OpenText Takes Next Steps In Automatic Content Classification

otextby Jennifer Zaino

OpenText yesterday made its secure file sharing and synchronization product, Tempo Box, available for free to customers using its OpenText Content Suite enterprise information management tool.

“A lot of our customers have major concerns about employees sharing documents with cloud tools like Dropbox,” says Lubor Ptacek, vp of strategic marketing. They want them to be available, synched and sharable across all their devices, but using such services can create security and compliance problems. By deploying Tempo Box on top of their existing infrastructure, at no charge to all internal employees and any external parties they may need to share content with, companies get a seamless and cost-effective way to share files in the cloud without compromising security, records management requirements and storage optimization, he says – “the things that enterprise customers care about, especially those operating in regulated environments.”

Among those capabilities is applying automatic content classification, which is usually required for records management reasons – for example, helping companies determine if a document is an employee record they must keep for five years or a tax record they have to hold for seven years.
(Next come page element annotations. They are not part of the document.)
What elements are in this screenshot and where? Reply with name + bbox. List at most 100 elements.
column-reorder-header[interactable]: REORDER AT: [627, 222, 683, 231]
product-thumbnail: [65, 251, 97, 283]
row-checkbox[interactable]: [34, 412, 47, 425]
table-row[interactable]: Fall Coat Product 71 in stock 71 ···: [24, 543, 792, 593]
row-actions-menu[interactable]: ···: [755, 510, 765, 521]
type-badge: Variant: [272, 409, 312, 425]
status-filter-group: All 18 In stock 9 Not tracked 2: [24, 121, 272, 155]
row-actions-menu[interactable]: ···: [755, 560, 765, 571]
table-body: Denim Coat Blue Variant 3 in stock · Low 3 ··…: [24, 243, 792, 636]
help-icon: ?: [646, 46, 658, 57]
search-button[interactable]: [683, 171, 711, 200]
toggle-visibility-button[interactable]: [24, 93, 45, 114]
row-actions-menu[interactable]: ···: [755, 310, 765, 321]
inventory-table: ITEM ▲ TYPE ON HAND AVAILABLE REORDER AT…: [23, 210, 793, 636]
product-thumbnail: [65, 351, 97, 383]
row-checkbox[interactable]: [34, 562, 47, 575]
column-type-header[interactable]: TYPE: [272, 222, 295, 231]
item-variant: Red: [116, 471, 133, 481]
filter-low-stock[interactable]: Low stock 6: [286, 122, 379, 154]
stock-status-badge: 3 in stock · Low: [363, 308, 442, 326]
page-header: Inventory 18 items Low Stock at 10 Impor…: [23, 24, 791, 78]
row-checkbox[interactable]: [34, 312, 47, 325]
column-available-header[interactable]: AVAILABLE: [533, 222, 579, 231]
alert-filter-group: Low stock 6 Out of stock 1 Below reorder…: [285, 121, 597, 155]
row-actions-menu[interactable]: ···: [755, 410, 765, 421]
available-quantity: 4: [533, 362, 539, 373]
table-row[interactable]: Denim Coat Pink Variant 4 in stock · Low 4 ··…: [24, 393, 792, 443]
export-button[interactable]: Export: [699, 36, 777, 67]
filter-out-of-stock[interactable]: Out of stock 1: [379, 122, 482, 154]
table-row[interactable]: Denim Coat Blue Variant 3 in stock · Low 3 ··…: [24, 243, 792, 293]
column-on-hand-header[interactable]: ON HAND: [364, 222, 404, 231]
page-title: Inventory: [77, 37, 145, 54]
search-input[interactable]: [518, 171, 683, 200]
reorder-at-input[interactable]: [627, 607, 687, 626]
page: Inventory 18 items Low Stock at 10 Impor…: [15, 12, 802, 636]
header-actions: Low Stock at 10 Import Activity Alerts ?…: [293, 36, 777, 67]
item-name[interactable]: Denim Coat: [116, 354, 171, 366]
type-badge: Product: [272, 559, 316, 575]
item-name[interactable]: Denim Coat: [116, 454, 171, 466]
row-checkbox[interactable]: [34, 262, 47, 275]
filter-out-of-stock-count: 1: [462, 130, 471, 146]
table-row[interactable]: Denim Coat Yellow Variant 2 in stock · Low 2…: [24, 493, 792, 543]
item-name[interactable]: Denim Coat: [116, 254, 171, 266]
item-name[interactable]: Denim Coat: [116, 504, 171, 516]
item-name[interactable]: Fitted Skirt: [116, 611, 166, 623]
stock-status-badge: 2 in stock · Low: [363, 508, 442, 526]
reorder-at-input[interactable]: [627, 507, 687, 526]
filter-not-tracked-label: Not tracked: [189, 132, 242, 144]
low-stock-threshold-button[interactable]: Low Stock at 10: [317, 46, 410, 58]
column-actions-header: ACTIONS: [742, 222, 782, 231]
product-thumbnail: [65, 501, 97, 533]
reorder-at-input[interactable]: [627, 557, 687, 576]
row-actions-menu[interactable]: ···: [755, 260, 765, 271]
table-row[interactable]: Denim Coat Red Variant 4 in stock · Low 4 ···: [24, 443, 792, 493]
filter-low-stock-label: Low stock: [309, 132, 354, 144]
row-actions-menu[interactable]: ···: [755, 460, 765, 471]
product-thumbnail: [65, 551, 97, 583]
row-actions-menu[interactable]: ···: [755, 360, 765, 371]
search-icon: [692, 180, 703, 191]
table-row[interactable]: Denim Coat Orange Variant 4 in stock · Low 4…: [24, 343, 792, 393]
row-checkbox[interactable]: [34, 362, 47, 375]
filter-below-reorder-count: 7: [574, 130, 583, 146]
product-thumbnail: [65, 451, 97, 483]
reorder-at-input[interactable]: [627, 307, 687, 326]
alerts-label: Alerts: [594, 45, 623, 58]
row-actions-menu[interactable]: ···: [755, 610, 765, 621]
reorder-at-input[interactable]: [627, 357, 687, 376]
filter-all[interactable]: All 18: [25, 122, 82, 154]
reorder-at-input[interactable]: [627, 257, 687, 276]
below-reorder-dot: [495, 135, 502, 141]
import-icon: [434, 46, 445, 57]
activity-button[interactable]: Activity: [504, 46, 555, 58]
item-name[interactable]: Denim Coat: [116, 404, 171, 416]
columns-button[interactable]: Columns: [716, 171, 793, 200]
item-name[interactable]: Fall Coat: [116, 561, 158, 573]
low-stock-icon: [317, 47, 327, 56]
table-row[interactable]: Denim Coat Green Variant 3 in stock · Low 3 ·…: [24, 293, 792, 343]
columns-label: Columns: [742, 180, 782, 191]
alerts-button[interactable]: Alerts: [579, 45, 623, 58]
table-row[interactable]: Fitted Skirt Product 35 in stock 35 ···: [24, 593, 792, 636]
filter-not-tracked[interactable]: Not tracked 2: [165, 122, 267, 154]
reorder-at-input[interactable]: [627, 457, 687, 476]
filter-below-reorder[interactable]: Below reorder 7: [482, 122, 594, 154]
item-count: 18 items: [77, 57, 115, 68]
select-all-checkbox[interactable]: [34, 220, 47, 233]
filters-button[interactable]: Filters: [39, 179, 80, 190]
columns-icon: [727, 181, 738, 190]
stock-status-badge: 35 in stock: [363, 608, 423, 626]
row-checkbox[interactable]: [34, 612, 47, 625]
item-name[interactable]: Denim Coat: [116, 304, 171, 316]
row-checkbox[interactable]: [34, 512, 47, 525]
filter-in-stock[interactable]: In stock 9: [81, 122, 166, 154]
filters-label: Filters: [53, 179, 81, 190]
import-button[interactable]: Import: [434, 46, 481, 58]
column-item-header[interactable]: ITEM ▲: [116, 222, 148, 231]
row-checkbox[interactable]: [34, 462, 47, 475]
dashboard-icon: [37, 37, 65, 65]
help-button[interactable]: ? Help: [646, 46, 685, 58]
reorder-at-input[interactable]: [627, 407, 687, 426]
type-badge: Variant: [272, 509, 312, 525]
That under-the-hood classification engine is an outgrowth of OpenText’s acquisition a few years back of text mining, analytics and search company Nstein. Since the acquisition, says Ptacek, the company has been looking at ways to apply the technology to specific business problems and make it part of its applications.

It has launched, for example, its Semantic Navigation product to target website content and automatically recommend related articles to visitors, to keep them at the company’s website. Its Auto-Classification for Records Management product helps organizations deal with retention issues, litigation risks and storage and eDiscovery costs, removing the burden on business users to manually identify records and apply classifications to content including unstructured information.

Ptacek says that companies can achieve an 80 to 90 percent accuracy rate, far beyond the 60 to 65 percent they can expect to see if they manage to get their employees to abide by manual practices.

InfoFusion, which replaces a variety of individual information applications—and their associated indexes, connectors, hardware, and support—with a common information management platform, also uses its content classification engine. “It helps you plug into multiple repositories and navigate access to their content, otherwise for every search query you’ll have a lot of results,” he says. The classification engine enables automatically and dynamically grouping content based on patterns discovered in results sets – such as extracted entities, to bring together all documents from connected repositories with a certain individual’s name in them, or by size of documents or other parameters. “That helps people to do something meaningful with content from a search- based paradigm,” he says.

Expect later this year to see more specific product announcements around InfoFusion. Ptacek says there is a lot of interest by clients in initiatives such as voice of the customer – they want, for example, to leverage the technology to apply sentiment metrics to content and commentary plugged in from many different online sources. “If we aggregate all that together, they ask can we apply the engine to measure the voice of the customer, and the answer is an absolute yes,” says Ptacek.